Fox laughed and turned around. "Peaches Hernandez, if you were ever a slave, I sure never heard about it."

"Well, I coulda been," he said, smiling. "Just luck that I wasn't."

Matthew Tanner listened as if he were trying to figure out their relationship. When she turned a cool gaze on his face, he nodded once then cleared his throat. "I'm not making an offer, but are you interested in leading a small party to Denver by the direct route?"

"First, there is no direct route. We won't be following an established trail, we'd be picking our way along, hit and miss. Second, I have a lucrative business here." From the corner of her eye, she saw Peaches suck in his cheeks, saw him roll his eyes toward the sky. "Me and Peaches, we're ice cutters. We store the ice over there, then drive it down to Carson and sell it for a pretty penny when the weather gets warm. If I leave, I'd be walking away from a pile of money."

Tanner scanned the ice-free lake and raised an eyebrow. "So to lure you away from large profits, I'd have to pay you a fortune, is that it?" His jaw set in a line and he studied her face. "What's the going rate?"

"You pay for all provisions, and provide a good horse for me and Peaches and pack animals that I approve. You pay any expenses we encounter on the road. And you pay me one hundred and fifty dollars a month, figuring at least three months. You pay half up front, half when I drag your butt into Denver. There's an extra charge for every person in the party beyond five. If you take an established route, no one cares if your party numbers two or two hundred. If you go direct with me, we go with a small party that can move fast if it has to."

"Your man goes, too?"

"Peaches is his own man, not mine. We'll need a wrangler, and that'll be Peaches. You pay him a hundred a month."

She had stacked all the expenses on him and upped the going rate by half again. From the looks of him, he could afford whatever she chose to charge. But the primary reason she gouged him was to discover how far fate was going to push her.

"One more thing," she said, standing close enough that she could smell leather and horse and a whiff of perspiration. "You and your party take your orders from me. If I say we don't go through a particular valley, we don't go through it, no questions asked. If I say we have to ride around a gully, then you and everyone else rides around it. If I say we don't ford a river, no horse gets its feet wet. If I say we go across, we go, whether or not anyone agrees. You understand? If I'm responsible for your lives, then I'm in charge. If you or anyone else in your party objects to taking orders from a woman, then find yourself another scout."

He nodded slowly. "You've given me a lot to think about."

Which was a polite way of saying that he intended to scrape the earth and try to turn up another scout.

That was fine with Fox. If she was going to Denver, it would be a whole lot less aggravating to go alone and take the relatively easy route up through Wyoming.

"One thing," Tanner said before he walked away. "There's some urgency involved.
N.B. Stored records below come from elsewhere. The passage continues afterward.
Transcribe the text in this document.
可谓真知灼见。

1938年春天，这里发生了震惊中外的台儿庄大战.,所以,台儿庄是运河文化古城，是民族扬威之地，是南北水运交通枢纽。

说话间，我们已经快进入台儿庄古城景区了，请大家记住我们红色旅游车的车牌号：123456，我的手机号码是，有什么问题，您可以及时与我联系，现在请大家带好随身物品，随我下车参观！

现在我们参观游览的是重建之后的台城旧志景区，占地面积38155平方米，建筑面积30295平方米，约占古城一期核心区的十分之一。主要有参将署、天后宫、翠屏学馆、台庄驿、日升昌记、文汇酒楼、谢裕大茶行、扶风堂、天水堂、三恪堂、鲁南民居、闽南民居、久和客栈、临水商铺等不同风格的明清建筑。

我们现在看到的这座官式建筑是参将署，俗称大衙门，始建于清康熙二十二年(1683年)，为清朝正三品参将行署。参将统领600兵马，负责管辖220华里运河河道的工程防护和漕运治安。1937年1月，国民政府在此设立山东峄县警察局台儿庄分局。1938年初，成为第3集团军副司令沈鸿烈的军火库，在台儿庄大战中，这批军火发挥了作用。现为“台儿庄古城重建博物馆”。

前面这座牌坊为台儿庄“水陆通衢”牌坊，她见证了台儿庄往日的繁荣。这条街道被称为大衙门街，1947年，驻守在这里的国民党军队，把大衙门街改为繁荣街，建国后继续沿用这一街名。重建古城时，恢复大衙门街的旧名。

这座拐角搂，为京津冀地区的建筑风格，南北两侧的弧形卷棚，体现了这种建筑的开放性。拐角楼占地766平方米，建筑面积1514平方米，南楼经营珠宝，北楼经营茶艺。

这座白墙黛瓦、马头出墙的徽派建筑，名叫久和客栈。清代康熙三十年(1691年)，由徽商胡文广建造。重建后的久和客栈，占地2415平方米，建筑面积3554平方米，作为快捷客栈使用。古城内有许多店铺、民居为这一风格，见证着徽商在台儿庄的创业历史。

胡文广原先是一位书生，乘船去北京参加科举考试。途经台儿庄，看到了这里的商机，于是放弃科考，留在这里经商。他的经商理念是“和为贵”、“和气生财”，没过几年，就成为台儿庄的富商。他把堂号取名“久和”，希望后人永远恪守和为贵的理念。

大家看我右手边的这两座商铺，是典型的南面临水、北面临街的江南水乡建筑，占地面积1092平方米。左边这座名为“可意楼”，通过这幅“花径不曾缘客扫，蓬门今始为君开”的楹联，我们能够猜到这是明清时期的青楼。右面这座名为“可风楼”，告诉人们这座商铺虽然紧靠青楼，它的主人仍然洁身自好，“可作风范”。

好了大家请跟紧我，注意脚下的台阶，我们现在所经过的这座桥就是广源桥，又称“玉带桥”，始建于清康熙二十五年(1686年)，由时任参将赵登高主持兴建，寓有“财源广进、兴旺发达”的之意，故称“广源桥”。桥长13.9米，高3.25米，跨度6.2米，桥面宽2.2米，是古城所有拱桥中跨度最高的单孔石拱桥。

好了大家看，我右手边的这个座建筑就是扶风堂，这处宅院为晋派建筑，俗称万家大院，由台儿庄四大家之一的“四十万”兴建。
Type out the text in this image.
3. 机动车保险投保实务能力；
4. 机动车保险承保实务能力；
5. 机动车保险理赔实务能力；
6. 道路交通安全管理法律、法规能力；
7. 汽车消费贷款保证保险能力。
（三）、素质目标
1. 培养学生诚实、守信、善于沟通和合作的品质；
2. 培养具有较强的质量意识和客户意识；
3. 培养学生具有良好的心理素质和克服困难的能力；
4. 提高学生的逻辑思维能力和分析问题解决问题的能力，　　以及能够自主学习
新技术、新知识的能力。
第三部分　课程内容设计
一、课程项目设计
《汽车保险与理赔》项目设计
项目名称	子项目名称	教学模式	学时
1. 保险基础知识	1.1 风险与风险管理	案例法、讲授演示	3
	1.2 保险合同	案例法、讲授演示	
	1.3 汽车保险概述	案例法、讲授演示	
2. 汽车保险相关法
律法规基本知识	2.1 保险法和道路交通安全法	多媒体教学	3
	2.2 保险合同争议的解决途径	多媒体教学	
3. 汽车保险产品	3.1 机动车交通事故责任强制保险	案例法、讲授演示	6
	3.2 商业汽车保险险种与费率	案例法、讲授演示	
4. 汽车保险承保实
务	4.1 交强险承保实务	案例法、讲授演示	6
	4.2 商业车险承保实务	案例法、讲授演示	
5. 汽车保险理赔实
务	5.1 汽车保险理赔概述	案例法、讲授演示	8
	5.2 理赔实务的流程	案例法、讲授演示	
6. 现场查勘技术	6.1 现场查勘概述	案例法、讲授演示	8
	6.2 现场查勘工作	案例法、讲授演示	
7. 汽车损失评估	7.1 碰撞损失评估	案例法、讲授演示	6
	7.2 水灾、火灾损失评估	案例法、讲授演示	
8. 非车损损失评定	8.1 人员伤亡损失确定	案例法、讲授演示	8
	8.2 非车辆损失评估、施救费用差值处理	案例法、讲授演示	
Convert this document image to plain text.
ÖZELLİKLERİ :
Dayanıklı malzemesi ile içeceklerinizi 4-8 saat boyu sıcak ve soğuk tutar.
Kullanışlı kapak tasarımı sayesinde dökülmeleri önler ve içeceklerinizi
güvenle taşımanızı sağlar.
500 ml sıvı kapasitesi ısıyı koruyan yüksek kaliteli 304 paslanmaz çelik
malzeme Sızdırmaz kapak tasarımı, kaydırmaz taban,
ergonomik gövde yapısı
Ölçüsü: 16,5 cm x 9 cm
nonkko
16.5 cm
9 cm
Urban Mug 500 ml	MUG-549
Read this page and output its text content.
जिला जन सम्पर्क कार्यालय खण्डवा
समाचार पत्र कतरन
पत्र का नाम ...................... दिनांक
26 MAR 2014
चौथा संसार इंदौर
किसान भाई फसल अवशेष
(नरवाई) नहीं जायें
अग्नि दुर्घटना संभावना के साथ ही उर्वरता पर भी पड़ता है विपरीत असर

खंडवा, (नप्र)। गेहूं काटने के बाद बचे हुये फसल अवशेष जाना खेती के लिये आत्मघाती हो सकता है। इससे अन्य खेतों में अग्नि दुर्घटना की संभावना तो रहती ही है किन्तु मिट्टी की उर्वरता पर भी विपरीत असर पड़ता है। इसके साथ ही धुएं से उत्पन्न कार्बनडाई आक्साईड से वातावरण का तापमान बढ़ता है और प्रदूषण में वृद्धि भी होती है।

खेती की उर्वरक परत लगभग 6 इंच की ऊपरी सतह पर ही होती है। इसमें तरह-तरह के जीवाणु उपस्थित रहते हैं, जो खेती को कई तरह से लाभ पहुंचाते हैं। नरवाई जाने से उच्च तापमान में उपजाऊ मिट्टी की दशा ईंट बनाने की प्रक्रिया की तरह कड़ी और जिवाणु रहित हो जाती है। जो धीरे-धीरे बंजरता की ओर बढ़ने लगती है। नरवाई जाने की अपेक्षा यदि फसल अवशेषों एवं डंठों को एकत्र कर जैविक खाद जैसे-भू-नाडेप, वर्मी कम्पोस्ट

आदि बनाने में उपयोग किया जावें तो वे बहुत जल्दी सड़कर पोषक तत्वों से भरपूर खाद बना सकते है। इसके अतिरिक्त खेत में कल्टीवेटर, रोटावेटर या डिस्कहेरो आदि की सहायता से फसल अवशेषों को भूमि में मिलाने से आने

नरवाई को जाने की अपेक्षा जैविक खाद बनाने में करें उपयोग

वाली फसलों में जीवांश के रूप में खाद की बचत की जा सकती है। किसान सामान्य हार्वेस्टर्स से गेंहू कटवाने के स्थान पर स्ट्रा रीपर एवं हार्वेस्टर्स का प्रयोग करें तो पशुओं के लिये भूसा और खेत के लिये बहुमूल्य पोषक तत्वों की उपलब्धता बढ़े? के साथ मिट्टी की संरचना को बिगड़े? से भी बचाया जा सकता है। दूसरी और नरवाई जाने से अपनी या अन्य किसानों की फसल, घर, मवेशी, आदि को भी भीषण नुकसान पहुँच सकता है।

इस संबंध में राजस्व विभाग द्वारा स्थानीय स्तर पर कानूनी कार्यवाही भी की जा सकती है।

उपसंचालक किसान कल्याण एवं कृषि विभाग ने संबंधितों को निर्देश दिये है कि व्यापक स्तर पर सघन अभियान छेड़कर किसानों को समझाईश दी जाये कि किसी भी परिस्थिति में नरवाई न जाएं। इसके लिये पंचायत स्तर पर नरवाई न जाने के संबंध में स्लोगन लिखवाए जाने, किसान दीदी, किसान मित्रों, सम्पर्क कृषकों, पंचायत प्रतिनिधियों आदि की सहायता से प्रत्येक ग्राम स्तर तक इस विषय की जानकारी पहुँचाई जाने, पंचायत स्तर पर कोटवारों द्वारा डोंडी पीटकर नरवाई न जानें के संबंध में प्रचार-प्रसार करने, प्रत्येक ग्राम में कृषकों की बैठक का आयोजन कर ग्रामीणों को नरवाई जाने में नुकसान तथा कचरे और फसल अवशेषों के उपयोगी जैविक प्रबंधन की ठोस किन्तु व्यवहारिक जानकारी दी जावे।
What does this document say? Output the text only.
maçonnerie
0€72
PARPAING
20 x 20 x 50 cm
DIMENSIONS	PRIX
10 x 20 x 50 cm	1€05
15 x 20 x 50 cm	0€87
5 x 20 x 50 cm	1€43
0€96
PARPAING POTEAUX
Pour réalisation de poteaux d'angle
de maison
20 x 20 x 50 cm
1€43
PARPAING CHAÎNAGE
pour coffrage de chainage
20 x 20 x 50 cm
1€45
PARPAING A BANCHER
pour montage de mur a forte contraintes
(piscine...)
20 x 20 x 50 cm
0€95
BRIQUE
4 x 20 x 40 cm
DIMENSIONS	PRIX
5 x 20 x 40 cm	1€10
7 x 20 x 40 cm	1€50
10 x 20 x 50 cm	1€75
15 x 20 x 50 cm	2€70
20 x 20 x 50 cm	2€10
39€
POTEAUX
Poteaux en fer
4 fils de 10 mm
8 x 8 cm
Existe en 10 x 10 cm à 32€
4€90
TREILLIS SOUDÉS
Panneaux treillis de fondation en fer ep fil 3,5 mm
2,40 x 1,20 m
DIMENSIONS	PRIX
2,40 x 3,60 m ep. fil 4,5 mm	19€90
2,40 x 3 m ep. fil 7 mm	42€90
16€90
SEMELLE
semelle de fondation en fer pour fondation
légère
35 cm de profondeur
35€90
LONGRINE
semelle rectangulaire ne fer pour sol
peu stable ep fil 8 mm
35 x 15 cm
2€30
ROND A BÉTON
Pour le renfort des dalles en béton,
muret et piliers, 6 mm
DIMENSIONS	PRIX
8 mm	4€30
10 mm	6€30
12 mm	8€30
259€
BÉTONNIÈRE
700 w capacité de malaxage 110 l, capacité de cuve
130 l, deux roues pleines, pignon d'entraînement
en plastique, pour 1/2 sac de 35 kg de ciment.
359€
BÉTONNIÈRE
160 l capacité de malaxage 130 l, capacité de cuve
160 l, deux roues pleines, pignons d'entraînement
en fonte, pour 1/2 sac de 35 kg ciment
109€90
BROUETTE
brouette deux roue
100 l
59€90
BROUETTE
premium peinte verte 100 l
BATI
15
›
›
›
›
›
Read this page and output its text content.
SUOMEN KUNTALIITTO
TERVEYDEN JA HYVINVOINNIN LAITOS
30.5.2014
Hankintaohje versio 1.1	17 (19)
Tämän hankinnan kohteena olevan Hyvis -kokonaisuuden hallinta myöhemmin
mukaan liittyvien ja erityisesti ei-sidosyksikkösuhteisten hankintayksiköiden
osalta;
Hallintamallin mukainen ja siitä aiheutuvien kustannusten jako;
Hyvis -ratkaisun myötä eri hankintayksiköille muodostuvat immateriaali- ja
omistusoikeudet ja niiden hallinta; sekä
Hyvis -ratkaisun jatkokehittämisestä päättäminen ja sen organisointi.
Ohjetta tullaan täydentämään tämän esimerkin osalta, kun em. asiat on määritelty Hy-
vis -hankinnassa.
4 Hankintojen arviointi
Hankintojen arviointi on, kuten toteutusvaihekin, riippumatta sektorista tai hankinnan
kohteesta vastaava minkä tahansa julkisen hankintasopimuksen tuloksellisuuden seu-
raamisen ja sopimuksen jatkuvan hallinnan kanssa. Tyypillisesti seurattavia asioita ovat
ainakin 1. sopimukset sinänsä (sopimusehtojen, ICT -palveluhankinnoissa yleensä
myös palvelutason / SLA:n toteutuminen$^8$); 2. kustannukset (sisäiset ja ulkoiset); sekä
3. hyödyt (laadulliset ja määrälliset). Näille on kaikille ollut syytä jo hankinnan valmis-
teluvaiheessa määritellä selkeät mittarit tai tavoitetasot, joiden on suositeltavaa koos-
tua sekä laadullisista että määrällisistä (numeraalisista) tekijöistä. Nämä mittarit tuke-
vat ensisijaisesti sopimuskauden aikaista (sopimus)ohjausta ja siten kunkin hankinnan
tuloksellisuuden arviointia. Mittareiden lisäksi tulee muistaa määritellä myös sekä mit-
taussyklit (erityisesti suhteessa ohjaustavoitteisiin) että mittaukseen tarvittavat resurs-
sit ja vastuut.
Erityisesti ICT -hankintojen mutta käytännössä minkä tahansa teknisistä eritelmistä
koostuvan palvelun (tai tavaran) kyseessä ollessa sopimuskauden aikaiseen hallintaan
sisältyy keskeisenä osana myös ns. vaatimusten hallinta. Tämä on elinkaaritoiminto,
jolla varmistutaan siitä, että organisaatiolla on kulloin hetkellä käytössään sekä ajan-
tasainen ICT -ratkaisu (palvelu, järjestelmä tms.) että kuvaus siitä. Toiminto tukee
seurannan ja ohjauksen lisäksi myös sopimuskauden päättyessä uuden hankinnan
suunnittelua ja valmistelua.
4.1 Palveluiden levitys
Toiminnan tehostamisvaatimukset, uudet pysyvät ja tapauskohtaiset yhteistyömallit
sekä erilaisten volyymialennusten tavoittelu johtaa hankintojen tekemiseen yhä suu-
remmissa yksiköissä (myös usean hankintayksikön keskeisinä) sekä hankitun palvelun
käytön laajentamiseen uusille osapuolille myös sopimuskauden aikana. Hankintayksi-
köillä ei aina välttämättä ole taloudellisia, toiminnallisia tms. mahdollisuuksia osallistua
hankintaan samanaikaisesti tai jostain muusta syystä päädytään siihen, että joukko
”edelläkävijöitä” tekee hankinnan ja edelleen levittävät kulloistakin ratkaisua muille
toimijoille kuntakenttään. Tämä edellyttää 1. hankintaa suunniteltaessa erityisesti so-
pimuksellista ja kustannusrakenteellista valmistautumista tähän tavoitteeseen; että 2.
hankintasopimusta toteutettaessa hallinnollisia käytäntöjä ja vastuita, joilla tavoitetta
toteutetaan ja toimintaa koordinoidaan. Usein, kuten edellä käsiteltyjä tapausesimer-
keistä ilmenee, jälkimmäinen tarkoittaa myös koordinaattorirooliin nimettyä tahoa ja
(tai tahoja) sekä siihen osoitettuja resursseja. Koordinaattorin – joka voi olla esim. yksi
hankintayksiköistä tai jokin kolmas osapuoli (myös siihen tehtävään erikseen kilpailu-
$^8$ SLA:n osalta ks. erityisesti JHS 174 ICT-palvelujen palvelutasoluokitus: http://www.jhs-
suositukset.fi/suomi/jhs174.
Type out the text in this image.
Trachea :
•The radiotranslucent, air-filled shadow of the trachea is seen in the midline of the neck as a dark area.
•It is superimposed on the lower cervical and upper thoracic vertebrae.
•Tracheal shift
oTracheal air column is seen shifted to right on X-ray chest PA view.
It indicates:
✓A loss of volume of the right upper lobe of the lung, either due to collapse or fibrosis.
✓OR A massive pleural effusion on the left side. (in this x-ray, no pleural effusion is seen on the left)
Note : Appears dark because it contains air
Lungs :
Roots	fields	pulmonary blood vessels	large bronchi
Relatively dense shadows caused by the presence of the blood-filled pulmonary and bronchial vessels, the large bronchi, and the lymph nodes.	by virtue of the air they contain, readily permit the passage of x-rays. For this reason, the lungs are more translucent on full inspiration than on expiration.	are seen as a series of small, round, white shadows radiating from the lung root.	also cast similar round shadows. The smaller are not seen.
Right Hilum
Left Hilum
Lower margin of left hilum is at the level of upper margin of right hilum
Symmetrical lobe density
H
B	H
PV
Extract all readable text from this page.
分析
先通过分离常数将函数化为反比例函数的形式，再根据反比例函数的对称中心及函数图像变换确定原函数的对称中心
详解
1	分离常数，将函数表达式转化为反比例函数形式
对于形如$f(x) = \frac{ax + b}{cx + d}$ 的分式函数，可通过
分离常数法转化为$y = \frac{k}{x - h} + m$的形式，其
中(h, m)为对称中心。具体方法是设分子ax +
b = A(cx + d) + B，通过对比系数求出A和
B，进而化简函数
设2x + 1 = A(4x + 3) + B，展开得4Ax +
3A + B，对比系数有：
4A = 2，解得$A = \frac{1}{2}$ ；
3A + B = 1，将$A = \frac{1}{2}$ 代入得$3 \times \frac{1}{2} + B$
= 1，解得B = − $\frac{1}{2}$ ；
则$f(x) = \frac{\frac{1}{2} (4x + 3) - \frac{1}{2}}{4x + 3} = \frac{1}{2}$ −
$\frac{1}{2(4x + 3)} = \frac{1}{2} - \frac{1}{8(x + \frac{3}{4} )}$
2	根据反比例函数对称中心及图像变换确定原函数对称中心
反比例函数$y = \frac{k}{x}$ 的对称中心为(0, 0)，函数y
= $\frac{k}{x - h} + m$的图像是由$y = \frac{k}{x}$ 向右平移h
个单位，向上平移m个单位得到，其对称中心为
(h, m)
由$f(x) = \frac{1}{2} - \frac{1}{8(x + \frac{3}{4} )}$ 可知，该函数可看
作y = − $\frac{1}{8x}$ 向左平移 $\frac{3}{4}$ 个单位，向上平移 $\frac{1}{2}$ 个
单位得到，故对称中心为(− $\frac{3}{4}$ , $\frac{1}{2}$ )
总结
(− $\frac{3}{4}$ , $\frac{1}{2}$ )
How soon could you get under way?"

Fox pursed her lips. "We'll have to sell the ice. As warm as it's been, we could probably sell it now instead of waiting for summer. Probably. That might take a week."

"Suppose someone bought all your ice and you didn't have to deal with selling it. How soon?"

"The minute you give the go-ahead, me and Peaches will ride to Carson City and start arranging provisions and looking at animals. I'd say we could ride out of Carson in three days."

"You can guarantee we'll get to Denver in three months?"

"Mister, I can't guarantee anything. All I can tell you is that I'll try like hell to get you there."